Le réalisateur montre avec une efficacité implacable la logique des événements qui s’enchaînent et des sentiments qui évoluent au gré de la démonstration : pas d’alternative à la corruption. Le père rentre dans le système comme tous les autres quels que soient leurs échelons sociaux. La corruption est devenue un thème familier du jeune cinéma roumain dont Cristian Mungiu est considéré comme le chef de file.
La Roumanie est le parent pauvre de l’Union Européenne. Sans subventions conséquentes, les cinéastes doivent se débrouiller avec des budgets riquiqui, aussi sont-ils devenus experts dans l’art de transcender le minimalisme.

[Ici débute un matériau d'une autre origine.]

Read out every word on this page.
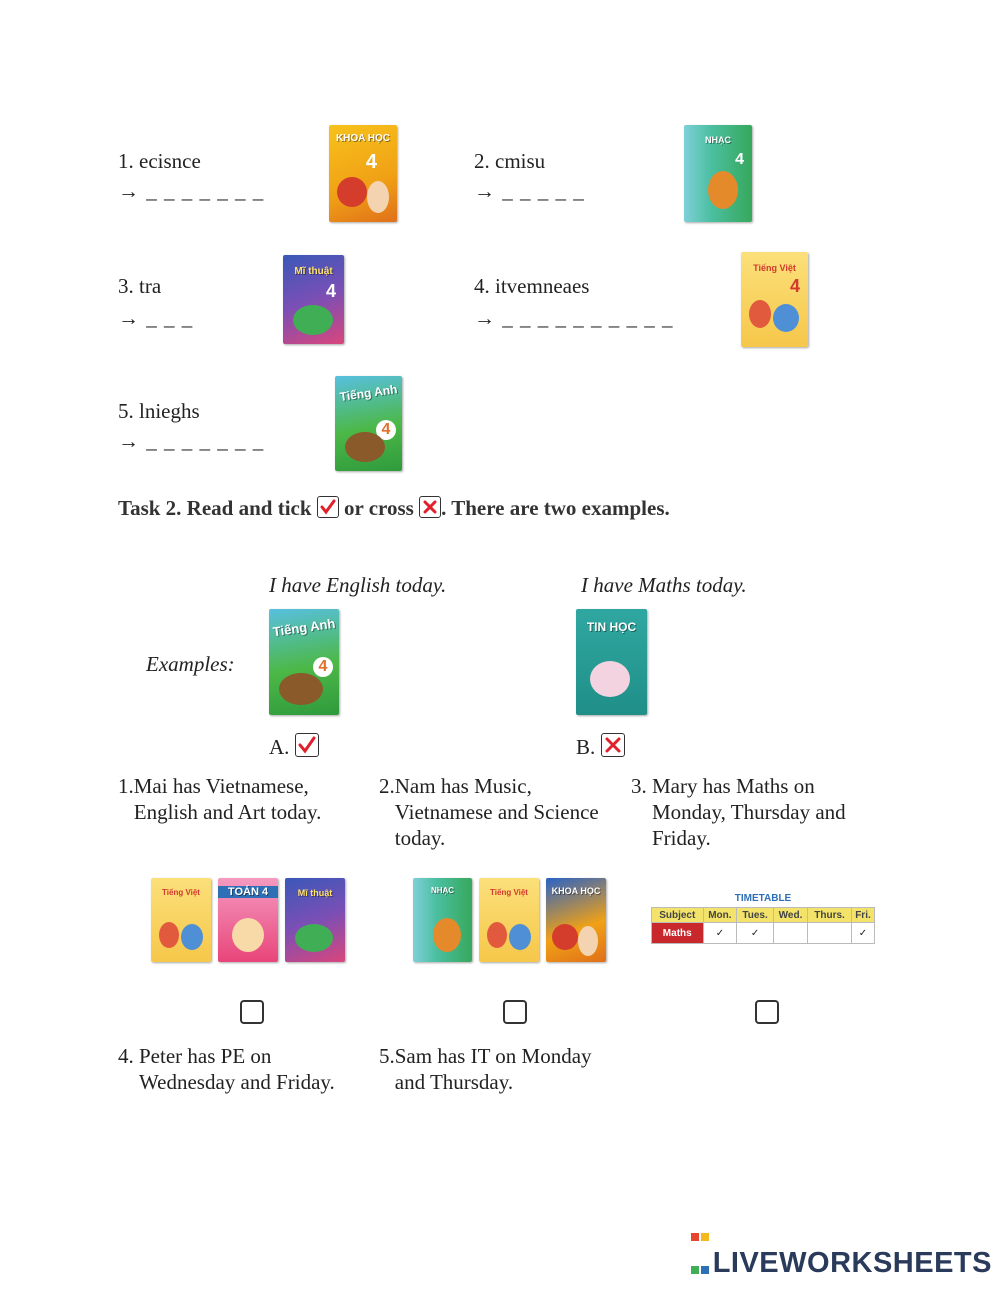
1. ecisnce
→ _ _ _ _ _ _ _
KHOA HỌC
4	2. cmisu
→ _ _ _ _ _
NHẠC
4
3. tra
→ _ _ _
Mĩ thuật
4	4. itvemneaes
→ _ _ _ _ _ _ _ _ _ _
Tiếng Việt
4
5. lnieghs
→ _ _ _ _ _ _ _
Tiếng Anh
4
Task 2. Read and tick or cross . There are two examples.
I have English today.	I have Maths today.
Examples:
Tiếng Anh
4
TIN HỌC
A.	B.
1.Mai has Vietnamese, English and Art today.
2.Nam has Music, Vietnamese and Science today.
3. Mary has Maths on Monday, Thursday and Friday.
Tiếng Việt	TOÁN 4	Mĩ thuật	NHẠC	Tiếng Việt	KHOA HỌC
TIMETABLE
Subject	Mon.	Tues.	Wed.	Thurs.	Fri.
Maths	✓	✓			✓
4. Peter has PE on Wednesday and Friday.
5.Sam has IT on Monday and Thursday.

LIVEWORKSHEETS
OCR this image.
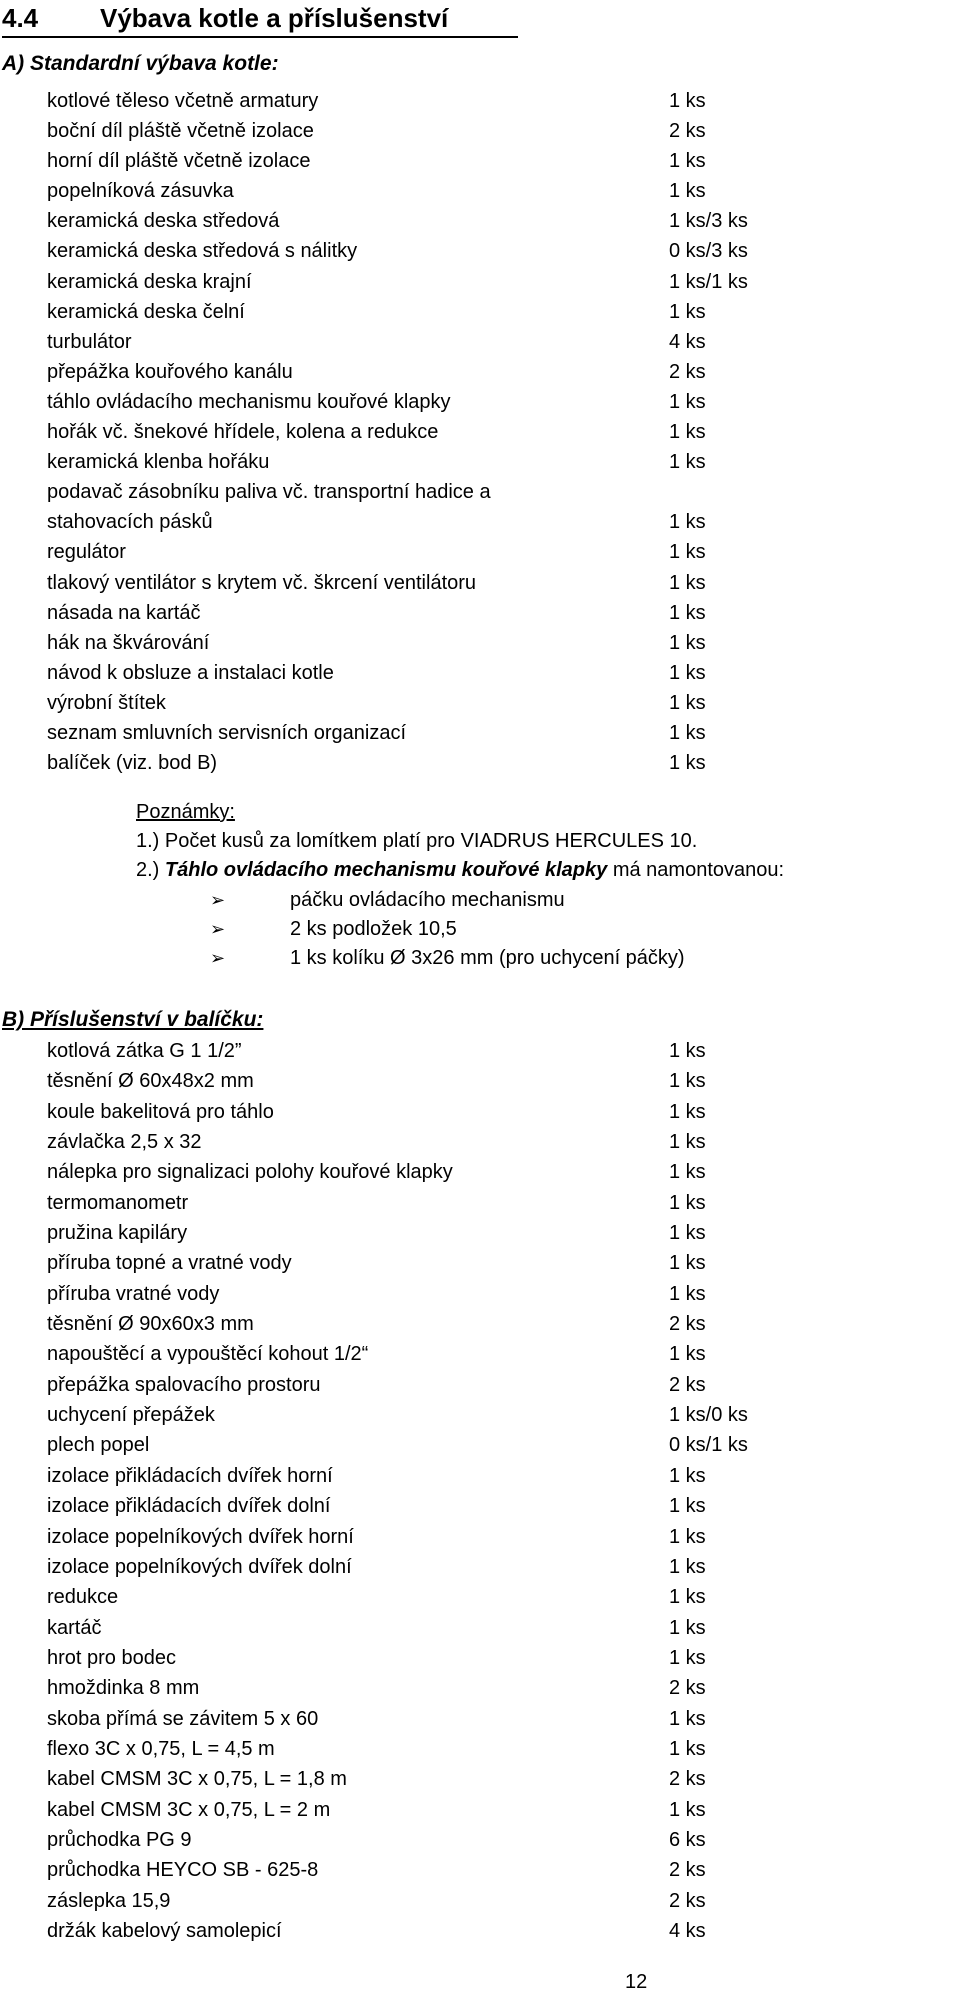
4.4 Výbava kotle a příslušenství
A) Standardní výbava kotle:
kotlové těleso včetně armatury	1 ks
boční díl pláště včetně izolace	2 ks
horní díl pláště včetně izolace	1 ks
popelníková zásuvka	1 ks
keramická deska středová	1 ks/3 ks
keramická deska středová s nálitky	0 ks/3 ks
keramická deska krajní	1 ks/1 ks
keramická deska čelní	1 ks
turbulátor	4 ks
přepážka kouřového kanálu	2 ks
táhlo ovládacího mechanismu kouřové klapky	1 ks
hořák vč. šnekové hřídele, kolena a redukce	1 ks
keramická klenba hořáku	1 ks
podavač zásobníku paliva vč. transportní hadice a
stahovacích pásků	1 ks
regulátor	1 ks
tlakový ventilátor s krytem vč. škrcení ventilátoru	1 ks
násada na kartáč	1 ks
hák na škvárování	1 ks
návod k obsluze a instalaci kotle	1 ks
výrobní štítek	1 ks
seznam smluvních servisních organizací	1 ks
balíček (viz. bod B)	1 ks
Poznámky:
1.) Počet kusů za lomítkem platí pro VIADRUS HERCULES 10.
2.) Táhlo ovládacího mechanismu kouřové klapky má namontovanou:
➢	páčku ovládacího mechanismu
➢	2 ks podložek 10,5
➢	1 ks kolíku Ø 3x26 mm (pro uchycení páčky)
B) Příslušenství v balíčku:
kotlová zátka G 1 1/2”	1 ks
těsnění Ø 60x48x2 mm	1 ks
koule bakelitová pro táhlo	1 ks
závlačka 2,5 x 32	1 ks
nálepka pro signalizaci polohy kouřové klapky	1 ks
termomanometr	1 ks
pružina kapiláry	1 ks
příruba topné a vratné vody	1 ks
příruba vratné vody	1 ks
těsnění Ø 90x60x3 mm	2 ks
napouštěcí a vypouštěcí kohout 1/2“	1 ks
přepážka spalovacího prostoru	2 ks
uchycení přepážek	1 ks/0 ks
plech popel	0 ks/1 ks
izolace přikládacích dvířek horní	1 ks
izolace přikládacích dvířek dolní	1 ks
izolace popelníkových dvířek horní	1 ks
izolace popelníkových dvířek dolní	1 ks
redukce	1 ks
kartáč	1 ks
hrot pro bodec	1 ks
hmoždinka 8 mm	2 ks
skoba přímá se závitem 5 x 60	1 ks
flexo 3C x 0,75, L = 4,5 m	1 ks
kabel CMSM 3C x 0,75, L = 1,8 m	2 ks
kabel CMSM 3C x 0,75, L = 2 m	1 ks
průchodka PG 9	6 ks
průchodka HEYCO SB - 625-8	2 ks
záslepka 15,9	2 ks
držák kabelový samolepicí	4 ks
12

C’est avec une grande intelligence dans la conduite du récit et une incroyable subtilité dans la mise en scène - en apparence simple - que Cristian Mungiu observe le réel à la manière d’un documentaire où la caméra collerait aux personnages.
Quelques scènes d’une morne réalité en disent long sur la persistance de tracasseries bureaucratiques plus d’un quart de siècle après la chute du communisme et de la dictature de Ceausescu. On se croirait dans des négociations de marchands de tapis !
Les comédiens sont formidables ! Chacun montre ce que son personnage ressent et à quoi il pense dans ses contradictions et compromissions. Aussi bien Adrian Titieni, vu dans de nombreux films roumains dont « La Mort de Dante Lazarescu » de Cristi Puiu que Maria Drâgus, découverte dans « Le Ruban blanc » de Michael Haneke. Une multitude de détails montre de leur part des attitudes intraduisibles en mots, des sentiments imprécis, des états d’esprit opaques.
Après la Palme d’or en 2007 pour « 4 mois, 3 semaines, 2 jours », le Prix du scénario en 2012 pour « Au-delà des collines », Cristian Mungiu a décroché, à Cannes cette année, le Prix de la mise en scène pour ce superbe film.
Puissant, fluide, ce « Baccalauréat » mérite vraiment la mention très bien !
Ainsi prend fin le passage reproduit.